那些尸傀的动作僵硬但速度不慢,朝我们涌来。它们刀枪不入,不怕疼痛,除非被斩成碎片,否则就会一直攻击。
年轻男人率先冲了上去,长剑上亮起淡蓝色的光芒,一剑斩在最近的一具尸傀身上。尸傀被斩成两半,但断成两截的身体还在蠕动,上半身用双手爬行,继续朝我们靠近。
“斩成碎片!”我喊道,“不然还会动!”
我挥剑斩出,金色剑芒将一具尸傀绞成了碎块。碎块在地上抽搐了几下,终于不动了。
但尸傀太多了。上百具,我们三个人,一剑一剑地砍,砍到天亮也砍不完。
“心莉,困魔旗!”我喊道。
“用完了。”夏心莉说,“最后一面在安阳城用掉了。”
安阳城?她什么时候去过安阳城?
现在不是问这个的时候。
血袍老者坐在祭坛中央,饶有兴致地看着我们被尸傀围攻,像是在看一场好戏。他的手指不断在空中划着符文,每划一下,就有新的尸体从地上站起来。
这个祭坛下面,不知道埋了多少尸体。
“退!”我喊道,“先退出去!”
我们三人边战边退,但尸傀的速度不比我们慢,死死地咬在身后。年轻男人的右腿被一具尸傀咬了一口,肉都被撕掉了一块,鲜血直流。夏心莉的右肩被尸傀的利爪划了一道口子,道袍被撕破,露出里面白色的衬衣。
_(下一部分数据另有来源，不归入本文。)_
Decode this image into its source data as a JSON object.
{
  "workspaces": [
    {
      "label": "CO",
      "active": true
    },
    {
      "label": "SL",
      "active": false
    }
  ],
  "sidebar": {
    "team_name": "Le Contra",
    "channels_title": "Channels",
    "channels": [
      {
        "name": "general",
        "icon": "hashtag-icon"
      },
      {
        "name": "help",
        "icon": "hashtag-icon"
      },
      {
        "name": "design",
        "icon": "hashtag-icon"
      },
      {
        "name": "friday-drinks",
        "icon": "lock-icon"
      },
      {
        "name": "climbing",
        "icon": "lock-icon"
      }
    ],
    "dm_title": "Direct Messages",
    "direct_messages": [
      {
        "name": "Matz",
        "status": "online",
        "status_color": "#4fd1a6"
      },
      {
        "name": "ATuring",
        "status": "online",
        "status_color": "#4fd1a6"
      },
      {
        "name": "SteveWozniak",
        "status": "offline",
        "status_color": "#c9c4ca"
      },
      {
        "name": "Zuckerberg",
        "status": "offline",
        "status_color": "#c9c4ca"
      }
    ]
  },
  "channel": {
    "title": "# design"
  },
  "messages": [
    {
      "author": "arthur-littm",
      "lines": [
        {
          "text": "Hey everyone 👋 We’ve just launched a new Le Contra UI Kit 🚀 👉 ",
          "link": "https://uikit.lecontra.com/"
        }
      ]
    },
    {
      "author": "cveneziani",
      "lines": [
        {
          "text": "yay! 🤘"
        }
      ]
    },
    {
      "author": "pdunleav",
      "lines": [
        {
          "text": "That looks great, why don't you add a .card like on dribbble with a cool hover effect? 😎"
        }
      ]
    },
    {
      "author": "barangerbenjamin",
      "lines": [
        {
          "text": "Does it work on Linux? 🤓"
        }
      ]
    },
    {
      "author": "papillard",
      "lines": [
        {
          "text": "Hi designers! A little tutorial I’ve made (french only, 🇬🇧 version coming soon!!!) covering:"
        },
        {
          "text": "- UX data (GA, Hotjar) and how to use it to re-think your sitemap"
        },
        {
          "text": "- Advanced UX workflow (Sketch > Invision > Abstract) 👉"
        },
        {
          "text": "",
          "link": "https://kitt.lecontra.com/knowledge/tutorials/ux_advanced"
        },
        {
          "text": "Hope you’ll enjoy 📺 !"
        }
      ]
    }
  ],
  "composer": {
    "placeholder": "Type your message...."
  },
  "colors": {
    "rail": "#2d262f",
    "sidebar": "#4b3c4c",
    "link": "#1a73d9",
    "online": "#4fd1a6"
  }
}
我的情况也好不到哪去。左肋的伤让我每呼吸一下都疼得像被刀割,左臂之前受的伤还没好利索,现在又添了新伤。
我们退到一片相对开阔的地方,背靠一块巨大的岩石,挡住了尸傀的包围圈。
“这样下去不行。”年轻男人喘着粗气,“我们会被耗死的。”
“你叫什么名字?”我忽然问。
年轻男人愣了一下:“陆沉舟。”
“陆沉舟,你还能打吗?”
“死不了就能打。”
我点了点头,看向夏心莉:“心莉,你的箫声能定住这些尸傀吗?”
“定不住。”夏心莉说,“尸傀没有魂魄,只有施术者的意志。我的箫声对它们没用。”
“那你能找到施术者的位置吗?”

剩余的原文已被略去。